The Young General decided he wanted the British (in this case Hessian) force, despite the historical outcome. He was impressed with the strong contingent of Elite infantry. And indeed, the Hessian force was remarkably strong, considering the historical record, with three elite Infantry units (marked 4E on the map) and five regular infantry. Rounding out the force was an artillery unit and one 2/1 General (Representing Rall -- spelled Rahl in the game notes). The effects of surprise are shown by giving the Hessians a Command Level of just 1 for the first five turns, rising to 2 after that.
The Americans did not have a huge advantage in numbers, just 9 regular infantry and three artillery units. The biggest American edge was in leadership, with Washington (2/2) and "Greene" (1/2), although by the setup Greene really should be Sullivan. The Americans have a Command Level of 3. The Americans also have a positional advantage, as can be seen from the map, with all their troops in two consolidated forces while the Hessians are spread out. The Hessians do have four hexes of town to bolster their defenses, though.
The victory conditions are interesting, with both players having a goal of 6 VPs. The Americans can get one Victory Point by taking the indicated town hex, while the Hessians can earn 2 victory points for every three units that escape across the bridge. The burden of attack is on the Americans, if the game ends without either side getting to 6, then the British win. The scenario instructions don't indicate a game length, so we assumed it was 30.

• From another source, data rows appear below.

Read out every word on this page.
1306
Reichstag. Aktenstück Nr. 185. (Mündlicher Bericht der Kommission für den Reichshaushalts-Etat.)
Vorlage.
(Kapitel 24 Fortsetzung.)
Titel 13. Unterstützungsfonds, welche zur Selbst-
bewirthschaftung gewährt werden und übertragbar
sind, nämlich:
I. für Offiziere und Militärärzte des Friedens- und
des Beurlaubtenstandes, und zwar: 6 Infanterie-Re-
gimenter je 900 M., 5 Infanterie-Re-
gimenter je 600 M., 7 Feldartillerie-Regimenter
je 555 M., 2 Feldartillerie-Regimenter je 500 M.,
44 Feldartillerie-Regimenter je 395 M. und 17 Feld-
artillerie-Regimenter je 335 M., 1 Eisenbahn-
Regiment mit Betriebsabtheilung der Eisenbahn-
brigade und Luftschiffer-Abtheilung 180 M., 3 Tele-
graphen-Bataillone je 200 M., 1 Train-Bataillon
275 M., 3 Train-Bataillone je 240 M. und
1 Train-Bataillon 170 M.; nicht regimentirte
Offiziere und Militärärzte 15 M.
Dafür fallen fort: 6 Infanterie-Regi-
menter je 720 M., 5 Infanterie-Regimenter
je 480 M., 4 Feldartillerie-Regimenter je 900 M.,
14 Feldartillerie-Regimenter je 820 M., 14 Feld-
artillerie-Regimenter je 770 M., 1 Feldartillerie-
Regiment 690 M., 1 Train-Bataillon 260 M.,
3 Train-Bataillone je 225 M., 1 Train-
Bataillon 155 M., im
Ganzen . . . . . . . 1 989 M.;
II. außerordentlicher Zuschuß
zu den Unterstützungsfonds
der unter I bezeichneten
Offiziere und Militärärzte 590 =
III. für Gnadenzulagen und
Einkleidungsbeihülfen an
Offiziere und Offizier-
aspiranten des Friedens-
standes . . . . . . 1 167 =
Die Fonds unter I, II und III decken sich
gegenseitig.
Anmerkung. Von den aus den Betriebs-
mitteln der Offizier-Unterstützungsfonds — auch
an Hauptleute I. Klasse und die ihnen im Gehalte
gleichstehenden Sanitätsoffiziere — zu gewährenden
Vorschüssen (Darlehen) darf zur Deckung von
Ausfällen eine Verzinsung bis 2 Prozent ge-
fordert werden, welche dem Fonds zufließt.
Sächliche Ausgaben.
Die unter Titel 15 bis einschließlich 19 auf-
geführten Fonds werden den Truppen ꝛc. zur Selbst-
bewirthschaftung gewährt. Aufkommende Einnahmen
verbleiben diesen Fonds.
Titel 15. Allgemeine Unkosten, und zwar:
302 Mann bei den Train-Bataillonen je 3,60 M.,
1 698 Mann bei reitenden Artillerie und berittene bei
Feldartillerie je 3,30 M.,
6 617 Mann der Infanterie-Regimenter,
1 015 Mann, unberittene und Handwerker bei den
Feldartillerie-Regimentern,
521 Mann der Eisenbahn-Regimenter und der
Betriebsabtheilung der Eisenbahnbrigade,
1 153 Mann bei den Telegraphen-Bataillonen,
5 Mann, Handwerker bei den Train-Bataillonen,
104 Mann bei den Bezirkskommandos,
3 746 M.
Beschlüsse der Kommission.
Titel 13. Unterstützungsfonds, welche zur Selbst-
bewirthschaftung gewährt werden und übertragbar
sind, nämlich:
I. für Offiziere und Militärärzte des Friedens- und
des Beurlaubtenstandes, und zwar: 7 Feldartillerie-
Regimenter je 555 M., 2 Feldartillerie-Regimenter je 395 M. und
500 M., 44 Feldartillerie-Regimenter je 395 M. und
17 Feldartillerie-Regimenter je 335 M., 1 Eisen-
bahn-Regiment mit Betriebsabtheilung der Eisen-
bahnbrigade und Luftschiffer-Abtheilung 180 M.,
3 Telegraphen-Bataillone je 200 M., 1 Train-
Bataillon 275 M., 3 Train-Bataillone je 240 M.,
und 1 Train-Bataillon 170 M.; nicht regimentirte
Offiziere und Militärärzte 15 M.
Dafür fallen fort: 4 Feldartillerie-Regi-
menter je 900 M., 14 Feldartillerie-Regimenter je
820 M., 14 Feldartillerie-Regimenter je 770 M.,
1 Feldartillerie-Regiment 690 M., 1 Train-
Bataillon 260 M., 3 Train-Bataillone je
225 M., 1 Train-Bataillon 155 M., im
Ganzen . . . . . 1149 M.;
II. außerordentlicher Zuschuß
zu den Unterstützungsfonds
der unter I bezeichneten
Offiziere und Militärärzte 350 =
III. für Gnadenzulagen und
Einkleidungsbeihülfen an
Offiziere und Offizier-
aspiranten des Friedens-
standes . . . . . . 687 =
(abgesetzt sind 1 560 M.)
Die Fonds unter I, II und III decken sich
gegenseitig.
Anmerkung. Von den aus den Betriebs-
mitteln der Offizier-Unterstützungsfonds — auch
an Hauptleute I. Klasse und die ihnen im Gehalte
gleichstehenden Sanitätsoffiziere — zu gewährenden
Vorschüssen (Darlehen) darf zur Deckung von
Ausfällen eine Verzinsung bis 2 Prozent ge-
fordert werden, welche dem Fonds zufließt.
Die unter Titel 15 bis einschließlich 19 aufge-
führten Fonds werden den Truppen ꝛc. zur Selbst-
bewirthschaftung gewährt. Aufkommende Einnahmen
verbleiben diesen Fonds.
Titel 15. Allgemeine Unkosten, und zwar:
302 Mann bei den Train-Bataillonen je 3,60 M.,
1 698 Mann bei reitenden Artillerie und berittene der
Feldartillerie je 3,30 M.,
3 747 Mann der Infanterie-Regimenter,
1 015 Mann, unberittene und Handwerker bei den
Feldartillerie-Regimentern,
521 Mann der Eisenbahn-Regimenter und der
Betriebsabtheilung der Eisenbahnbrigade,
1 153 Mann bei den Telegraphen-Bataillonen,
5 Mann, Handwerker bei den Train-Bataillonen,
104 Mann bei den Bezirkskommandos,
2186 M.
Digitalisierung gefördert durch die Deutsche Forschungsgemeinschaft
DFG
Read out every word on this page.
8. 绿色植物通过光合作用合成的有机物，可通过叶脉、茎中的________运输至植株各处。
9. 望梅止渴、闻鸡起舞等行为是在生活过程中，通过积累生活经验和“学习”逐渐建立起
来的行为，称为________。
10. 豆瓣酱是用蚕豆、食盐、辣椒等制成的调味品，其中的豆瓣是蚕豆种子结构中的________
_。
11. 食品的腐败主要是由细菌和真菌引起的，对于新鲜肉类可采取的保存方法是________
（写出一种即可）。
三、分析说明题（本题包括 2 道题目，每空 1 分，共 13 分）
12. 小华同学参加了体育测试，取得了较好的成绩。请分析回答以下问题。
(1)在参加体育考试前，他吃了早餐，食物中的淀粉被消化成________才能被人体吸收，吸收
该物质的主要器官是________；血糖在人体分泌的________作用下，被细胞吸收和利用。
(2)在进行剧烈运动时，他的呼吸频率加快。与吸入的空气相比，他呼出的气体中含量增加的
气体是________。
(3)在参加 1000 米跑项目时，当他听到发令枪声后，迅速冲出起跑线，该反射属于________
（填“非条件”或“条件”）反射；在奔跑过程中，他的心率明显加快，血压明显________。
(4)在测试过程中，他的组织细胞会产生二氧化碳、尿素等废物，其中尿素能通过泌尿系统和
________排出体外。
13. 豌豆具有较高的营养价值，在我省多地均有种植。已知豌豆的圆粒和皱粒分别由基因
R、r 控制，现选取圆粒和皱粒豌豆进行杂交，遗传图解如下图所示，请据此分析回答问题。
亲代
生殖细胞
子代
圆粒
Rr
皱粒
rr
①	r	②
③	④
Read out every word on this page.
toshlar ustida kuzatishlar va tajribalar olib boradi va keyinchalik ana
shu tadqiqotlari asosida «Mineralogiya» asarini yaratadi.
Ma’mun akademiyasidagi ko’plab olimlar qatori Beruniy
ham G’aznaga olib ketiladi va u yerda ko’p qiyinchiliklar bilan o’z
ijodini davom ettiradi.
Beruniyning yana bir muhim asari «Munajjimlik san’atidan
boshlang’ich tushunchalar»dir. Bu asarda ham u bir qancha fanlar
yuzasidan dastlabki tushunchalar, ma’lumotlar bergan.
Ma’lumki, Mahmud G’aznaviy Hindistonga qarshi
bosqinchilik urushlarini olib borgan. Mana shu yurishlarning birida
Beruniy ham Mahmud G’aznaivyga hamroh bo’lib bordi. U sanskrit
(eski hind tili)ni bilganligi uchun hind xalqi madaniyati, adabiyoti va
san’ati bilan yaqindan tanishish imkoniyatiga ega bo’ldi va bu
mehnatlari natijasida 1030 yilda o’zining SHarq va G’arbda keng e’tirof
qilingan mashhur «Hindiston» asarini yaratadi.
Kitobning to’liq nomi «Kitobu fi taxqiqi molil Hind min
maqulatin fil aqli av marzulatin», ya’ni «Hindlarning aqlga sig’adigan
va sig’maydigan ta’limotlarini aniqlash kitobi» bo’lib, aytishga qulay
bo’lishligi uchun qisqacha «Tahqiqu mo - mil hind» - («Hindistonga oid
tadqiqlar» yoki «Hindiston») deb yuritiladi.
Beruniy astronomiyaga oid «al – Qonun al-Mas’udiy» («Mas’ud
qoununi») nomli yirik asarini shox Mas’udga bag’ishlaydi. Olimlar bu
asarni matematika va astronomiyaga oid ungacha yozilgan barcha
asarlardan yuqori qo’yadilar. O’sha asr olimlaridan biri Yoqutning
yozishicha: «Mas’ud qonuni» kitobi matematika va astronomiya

The initial turns really went well for the Americans, with multiple Action Die roll s of 3 giving the American 6 action points to work with. Hessian luck wasn't bad, but it wasn't good either, so the first five turns they had 2 or 3 action points per turn available. The Americans advanced on the bridge and generally closed along the whole line. The Hessian unit nearest the bridge was able to escape over it, and the two elite units on the Hessian left pulled back a bit in preparation for their own run for the bridge. The Americans jumped out to a 3-0 lead by eliminating the Hessian guns, the forward elite unit and the regular unit between them. So far the Hessians had inflicted just one hit on the Americans.
The next few turns saw the Americans try to push their advantage with a general advance across the front. Rall was threatened with encirclement as Washington led a regular unit to capture the victory point hex and other American units closed in. Another Hessian regular fell, at the cost of one American unit, so the score was 5-1.
The Hessians then rallied, as the Elites counterattacked the Victory Point hex and recaptured it, while Rall fought his way to them. The Americans lost the victory hex and two infantry units. This closed the gap to 4-3
Still, the press of numbers began to tell. The Americans could afford to pull badly damaged units out of the line and had enough command to rally others. The guns had been brought forward into range and Washington and "Greene" led fresh troops to the front. Both of the remaining Hessian regular units were eventually ground down and eliminated by Turn 16, making the final score 6-3. Presumably Rall and the two elite units would have surrendered at this point. Illustrating how tough the fighting was, only one of the surviving six American infantry units was still at full strength.
It was an interesting fight, although probably not a particularly authentic rendering of the battle, even by Hold the Line standards. Winning the battle with such losses would definitely have taken a bit of the shine off the trophy compared to the actual event, where no American troops died in the fighting (although some did die from the weather).